Todos los expedicionarios le contemplaban expectantes, pero su recelo desapareció al contemplar cómo aquel gigante se detenía a unos cincuenta pasos de distancia y empezaba a bailar y cantar mientras se echaba polvo sobre la cabeza.

Magallanes vio que aquellos gestos no tenían nada de hostiles.

—Acercaos a él —ordenó a cuatro marineros— y haced esos mismos gestos.
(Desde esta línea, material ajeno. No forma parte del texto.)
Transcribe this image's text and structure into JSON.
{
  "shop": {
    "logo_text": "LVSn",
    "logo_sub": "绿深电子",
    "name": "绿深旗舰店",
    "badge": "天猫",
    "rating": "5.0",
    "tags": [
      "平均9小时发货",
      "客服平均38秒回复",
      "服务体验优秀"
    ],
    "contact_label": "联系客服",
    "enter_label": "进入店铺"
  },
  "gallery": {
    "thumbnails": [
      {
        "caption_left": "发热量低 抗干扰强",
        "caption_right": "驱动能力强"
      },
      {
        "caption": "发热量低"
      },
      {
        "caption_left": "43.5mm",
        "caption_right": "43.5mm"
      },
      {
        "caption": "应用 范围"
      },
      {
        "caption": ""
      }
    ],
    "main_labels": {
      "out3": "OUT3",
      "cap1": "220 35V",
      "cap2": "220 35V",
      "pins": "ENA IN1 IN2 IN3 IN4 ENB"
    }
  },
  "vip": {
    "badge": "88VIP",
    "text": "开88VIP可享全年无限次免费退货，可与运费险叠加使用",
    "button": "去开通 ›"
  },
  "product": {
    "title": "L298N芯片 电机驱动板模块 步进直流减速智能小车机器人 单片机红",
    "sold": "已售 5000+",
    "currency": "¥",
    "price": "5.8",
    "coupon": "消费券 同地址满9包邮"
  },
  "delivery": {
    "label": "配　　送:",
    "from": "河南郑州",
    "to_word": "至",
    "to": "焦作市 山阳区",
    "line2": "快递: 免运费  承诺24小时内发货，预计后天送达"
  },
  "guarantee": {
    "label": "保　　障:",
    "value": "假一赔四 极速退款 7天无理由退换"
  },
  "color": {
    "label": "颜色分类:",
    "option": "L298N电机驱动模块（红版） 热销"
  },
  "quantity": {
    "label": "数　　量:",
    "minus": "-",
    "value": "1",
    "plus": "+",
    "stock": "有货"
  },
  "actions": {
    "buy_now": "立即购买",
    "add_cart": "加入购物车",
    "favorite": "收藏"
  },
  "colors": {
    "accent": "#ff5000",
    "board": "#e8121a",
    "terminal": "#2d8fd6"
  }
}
El corpulento indígena comprendió enseguida que se le recibía con afecto y se dejó conducir hacia el campamento. A pesar de su docilidad, en la mano izquierda mantenía un arco corto y macizo, cuya cuerda, algo más gruesa que la de un laúd, estaba hecha con el intestino de algún animal, quizá el mismo con cuyas pieles vestía. En la otra mano llevaba unas cuantas flechas de caña, que por un extremo tenían plumas y por el otro tenían una punta de pedernal.

Magallanes ordenó que se le diera de comer y beber y el enorme indígena comió con tanta voracidad como glotonería, sin hacer ascos a nada que le presentaran.

—¡Qué manera de comer! Este tío es capaz de comerse una rata con cola y todo —exclamó uno de los marineros.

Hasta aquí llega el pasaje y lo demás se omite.